Detto in una riga American Pastoral (il romanzo) è un’affermazione, ovvero: l’impossibilità per gli ebrei di essere normali. Non c’è niente da fare: qualunque cosa faccia, qualunque sia il suo aspetto fisico, l’ebreo non riesce mai a sfuggire al suo destino di sofferenza. Seymour Levov (un McGregor/Seymour che stranamente ricorda il Bloom di Big Fish) è bello, biondo e atletico: al liceo lo chiamano “lo Svedese”. Gran sportivo è un idolo della squadra di baseball della Weequahic High School, e diventa con semplicità l’incarnazione stessa del natural americano, l’individuo intrinsecamente votato al successo. La sua è una vita piena di soddisfazioni professionali e di gioie familiari: negli anni Cinquanta sposa Miss New Jersey e si instrada a una vita di lavoro nella fabbrica di guanti del padre. Nella sua bella villa cresce Merry, la figlia balbuziente.
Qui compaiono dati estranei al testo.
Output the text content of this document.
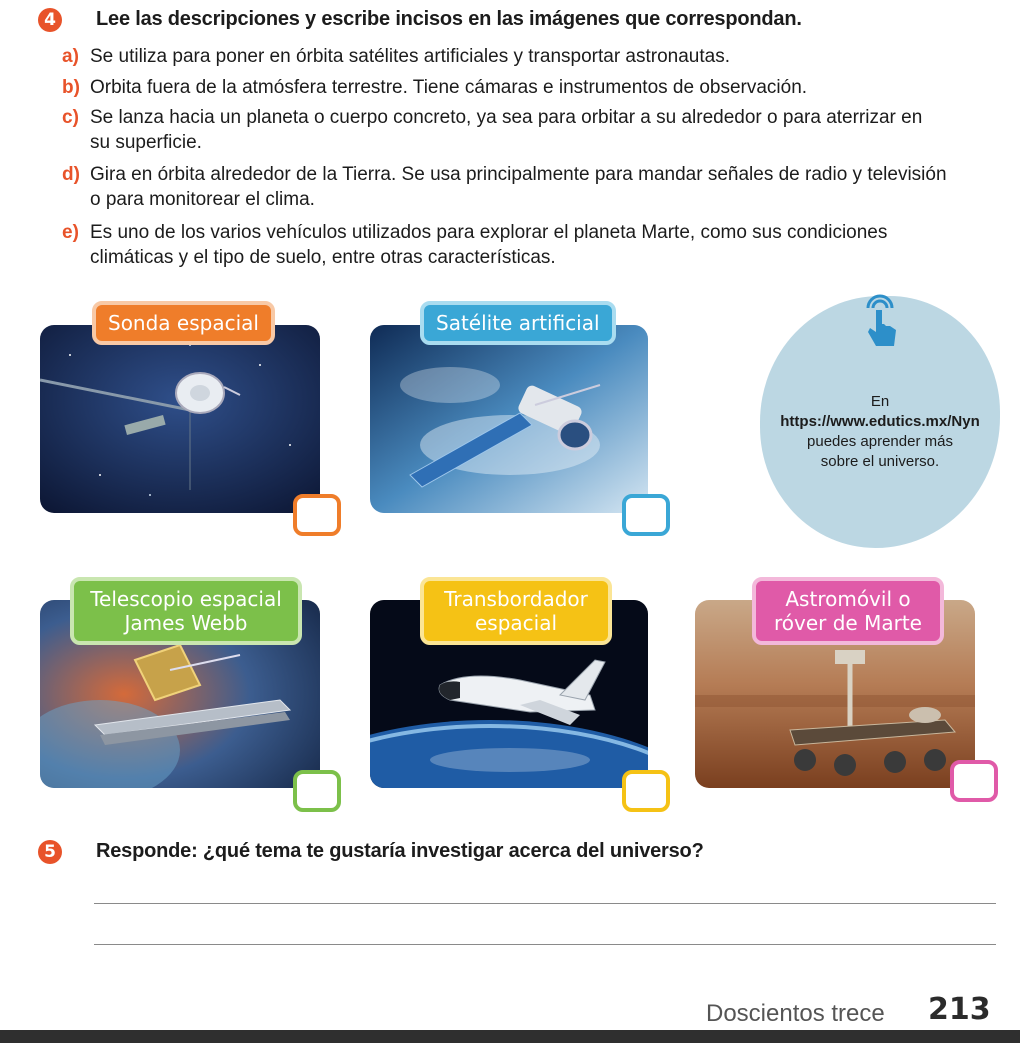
4	Lee las descripciones y escribe incisos en las imágenes que correspondan.
a) Se utiliza para poner en órbita satélites artificiales y transportar astronautas.
b) Orbita fuera de la atmósfera terrestre. Tiene cámaras e instrumentos de observación.
c) Se lanza hacia un planeta o cuerpo concreto, ya sea para orbitar a su alrededor o para aterrizar en su superficie.
d) Gira en órbita alrededor de la Tierra. Se usa principalmente para mandar señales de radio y televisión o para monitorear el clima.
e) Es uno de los varios vehículos utilizados para explorar el planeta Marte, como sus condiciones climáticas y el tipo de suelo, entre otras características.
Sonda espacial	Satélite artificial
En
https://www.edutics.mx/Nyn
puedes aprender más sobre el universo.
Telescopio espacial James Webb
Transbordador espacial
Astromóvil o róver de Marte
5	Responde: ¿qué tema te gustaría investigar acerca del universo?
Doscientos trece 213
Ma siamo al tramonto degli anni Sessanta e le contraddizioni generate anche dalla guerra in Vietnam stanno per esplodere anche in casa Levov. Così un giorno Merry (interpretata da una Dakota Fanning che pare l’unica in sintonia col mood della pagina) decide di “portare la guerra in casa” e piazza una bomba all’ufficio postale del paese di Old Rimrock. La pastorale americana scivola nella tragedia. Si assiste impotenti al crollo dello Svedese, alla progressiva caduta di tutti i suoi valori: lo sport, il lavoro, la famiglia. Sua moglie Dawn (Jennifer Connelly, attenta e dolente, che pare essere piaciuta molto allo stesso Roth) sprofonda nella depressione ed è costretta a curarsi; lo Svedese l’asseconda in tutto perché si sente in colpa, fin quando scopre che lei lo tradisce. Per l’ebreo non c’è scampo: nonostante tutti i suoi sforzi per assimilarsi alla società americana rimane sempre un corpo estraneo e fa una brutta fine. Nulla nella vita dello Svedese poteva far presagire un tale destino, nulla proprio nulla ripete Roth dall’inizio alla fine del romanzo. Eppure è successo: da tutta questa normalità, da tutta questa voglia di essere uguali agli altri in tutto e per tutto, è sbocciata e si e sviluppata la pianta della violenza. Per Roth ogni pastorale americana, ogni tranquilla provincia americana, nasconde nel suo seno una violenza inimmaginabile. Perché l’America è violenta, lo è sempre stata, e questa violenza come ci ha spesso ricordato William Burroughs era già lì, da sempre. La storia di questo novello Giobbe ce lo conferma.